As winter hit full stride Dan drifted off deep into something we didn’t recognize. The imaginative stories of the moment were missing, the exaggerated tales of fishing outings from earlier in the year that we had become so accustomed to, faded. Instead, he took on a quiet demeanor – one of reflection and contemplation, rather than some lonely sadness that winter is all apt to do. We knew better than to query him on his whereabouts, knowing the time wasn’t right. Winter tends to send us all into our places for a little while and, when you live together, you see this happen, but don’t talk about it – maybe because by the time we get around to talking about it, it’s all passed and done and there’s this great celebration and reunion that surrounds those first early warm days, where we work out of our own little holes and say hello to our neighbors and remember the places we go to from here.
We did spend one night around the fire, a storm had passed and things had warmed up a bit and the evening even had a bit of a sunset for a change after a week of endless rain and snow. I guess those are the times when we find out we’re each in our place but its OK.
“Looks like the roof’s gonna hold for another year,” Dan said, if nothing more than to break a silence that was crawling around the woodstove.
“Yeah it’s been getting a pretty good test,” I yawned out from my slouched poise on the kitchen chair.
“What if god were the grain of the universe?” Dan said this staring at the woodstove as if he were reading off some page inscribed on the hot metal.
“What?” replied Janet. “Where’d that come from?”

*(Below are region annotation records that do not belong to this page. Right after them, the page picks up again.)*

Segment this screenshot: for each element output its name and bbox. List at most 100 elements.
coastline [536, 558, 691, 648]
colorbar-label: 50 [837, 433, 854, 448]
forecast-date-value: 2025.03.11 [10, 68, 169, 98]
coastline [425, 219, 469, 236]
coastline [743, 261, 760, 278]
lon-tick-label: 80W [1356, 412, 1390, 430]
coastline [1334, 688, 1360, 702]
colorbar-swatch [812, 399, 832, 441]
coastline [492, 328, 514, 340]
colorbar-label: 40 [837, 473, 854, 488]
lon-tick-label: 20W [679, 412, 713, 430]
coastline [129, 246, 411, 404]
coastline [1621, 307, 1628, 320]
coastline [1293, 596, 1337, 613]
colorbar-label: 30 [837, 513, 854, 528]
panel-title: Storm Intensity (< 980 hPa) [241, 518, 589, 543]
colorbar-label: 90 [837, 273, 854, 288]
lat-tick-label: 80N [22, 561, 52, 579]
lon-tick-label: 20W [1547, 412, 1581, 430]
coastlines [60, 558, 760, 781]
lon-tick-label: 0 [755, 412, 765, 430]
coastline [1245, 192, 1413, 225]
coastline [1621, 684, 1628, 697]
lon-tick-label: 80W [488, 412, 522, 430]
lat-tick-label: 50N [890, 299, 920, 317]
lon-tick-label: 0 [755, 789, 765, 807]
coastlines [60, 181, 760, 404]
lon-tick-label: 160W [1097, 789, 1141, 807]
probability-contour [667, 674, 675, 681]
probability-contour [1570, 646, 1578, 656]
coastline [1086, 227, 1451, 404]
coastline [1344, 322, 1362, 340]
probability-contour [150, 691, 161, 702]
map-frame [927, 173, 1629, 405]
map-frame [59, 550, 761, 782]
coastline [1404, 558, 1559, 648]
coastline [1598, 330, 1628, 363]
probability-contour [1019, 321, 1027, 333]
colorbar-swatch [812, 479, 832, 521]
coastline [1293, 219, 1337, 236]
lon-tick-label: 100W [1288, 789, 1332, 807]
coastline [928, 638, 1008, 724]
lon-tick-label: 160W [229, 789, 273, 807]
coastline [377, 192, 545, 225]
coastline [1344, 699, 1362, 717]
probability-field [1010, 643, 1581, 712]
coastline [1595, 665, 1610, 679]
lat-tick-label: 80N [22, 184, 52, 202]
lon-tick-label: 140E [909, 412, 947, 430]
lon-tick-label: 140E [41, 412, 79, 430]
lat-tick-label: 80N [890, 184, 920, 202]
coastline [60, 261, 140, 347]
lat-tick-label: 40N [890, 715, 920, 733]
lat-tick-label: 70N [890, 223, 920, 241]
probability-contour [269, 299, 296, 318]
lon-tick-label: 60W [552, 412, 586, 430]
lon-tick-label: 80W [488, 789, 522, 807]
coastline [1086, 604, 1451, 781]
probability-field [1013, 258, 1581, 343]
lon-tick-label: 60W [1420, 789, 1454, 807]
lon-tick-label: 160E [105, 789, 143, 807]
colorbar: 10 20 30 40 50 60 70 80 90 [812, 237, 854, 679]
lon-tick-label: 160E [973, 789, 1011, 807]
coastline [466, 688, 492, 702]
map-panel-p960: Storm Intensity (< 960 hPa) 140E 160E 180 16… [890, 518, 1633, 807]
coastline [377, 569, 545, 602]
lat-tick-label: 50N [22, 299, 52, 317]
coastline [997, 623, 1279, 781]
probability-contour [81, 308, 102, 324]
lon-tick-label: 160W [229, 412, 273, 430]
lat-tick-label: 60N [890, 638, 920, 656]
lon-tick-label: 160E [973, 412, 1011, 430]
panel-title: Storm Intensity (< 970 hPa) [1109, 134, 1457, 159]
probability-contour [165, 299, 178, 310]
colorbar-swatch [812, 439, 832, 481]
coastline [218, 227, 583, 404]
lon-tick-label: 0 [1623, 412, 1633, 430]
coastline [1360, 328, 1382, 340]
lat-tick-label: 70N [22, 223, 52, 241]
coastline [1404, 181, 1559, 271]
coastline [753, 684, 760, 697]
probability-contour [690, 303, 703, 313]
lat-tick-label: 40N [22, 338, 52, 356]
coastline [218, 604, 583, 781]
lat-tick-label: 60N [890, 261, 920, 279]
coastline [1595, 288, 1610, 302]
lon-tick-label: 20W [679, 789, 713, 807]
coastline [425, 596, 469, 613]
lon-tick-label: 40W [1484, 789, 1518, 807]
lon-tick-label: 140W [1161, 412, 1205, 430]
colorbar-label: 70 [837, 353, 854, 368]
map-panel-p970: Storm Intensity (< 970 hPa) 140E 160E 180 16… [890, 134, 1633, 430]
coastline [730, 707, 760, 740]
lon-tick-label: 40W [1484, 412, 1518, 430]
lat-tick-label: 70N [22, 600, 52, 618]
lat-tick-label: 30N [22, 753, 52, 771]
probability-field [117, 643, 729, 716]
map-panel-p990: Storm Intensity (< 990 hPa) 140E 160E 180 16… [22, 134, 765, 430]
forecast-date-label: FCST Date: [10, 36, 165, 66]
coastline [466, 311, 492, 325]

“I think I see what you’re saying, Dan.” Now I knew where he was at. “Like a piece of wood, the grain is pervasive.” Now he had me going.
“Yeah, and its more than just a physical texture of pattern, it directs every aspect of the cosmos.” Dan went on. “So if we say that god is all about love, then that can be a reflection of the grain.” Now he looked over to us to make his point. “And if we think that god has a plan for all of us, then that’s just the grain, that’s the pattern that we can’t see because it’s too big or too… something.”
“I still want to know what’s outside of that grain” Janet said. “You still haven’t been able to tell me what holds that piece of wood.”
“That’s where our feeble minds can’t get to. We want everything to be within everything and that’s what we go looking for and that’s what we find.” Dan replied, now almost emphatic.
“So maybe if we stop looking for what’s outside of what we have, then we can really see the true grain of the cosmos and know god.” I said this with a kind of half-joking finality, but in a way it made sense.
Now Dan’s eyes lit up, “Yeah, I think it’s something like that.” Then he went back to studying the side of the woodstove and we lapsed back into our evening quiet. That was one such time when we knew the places we were all at.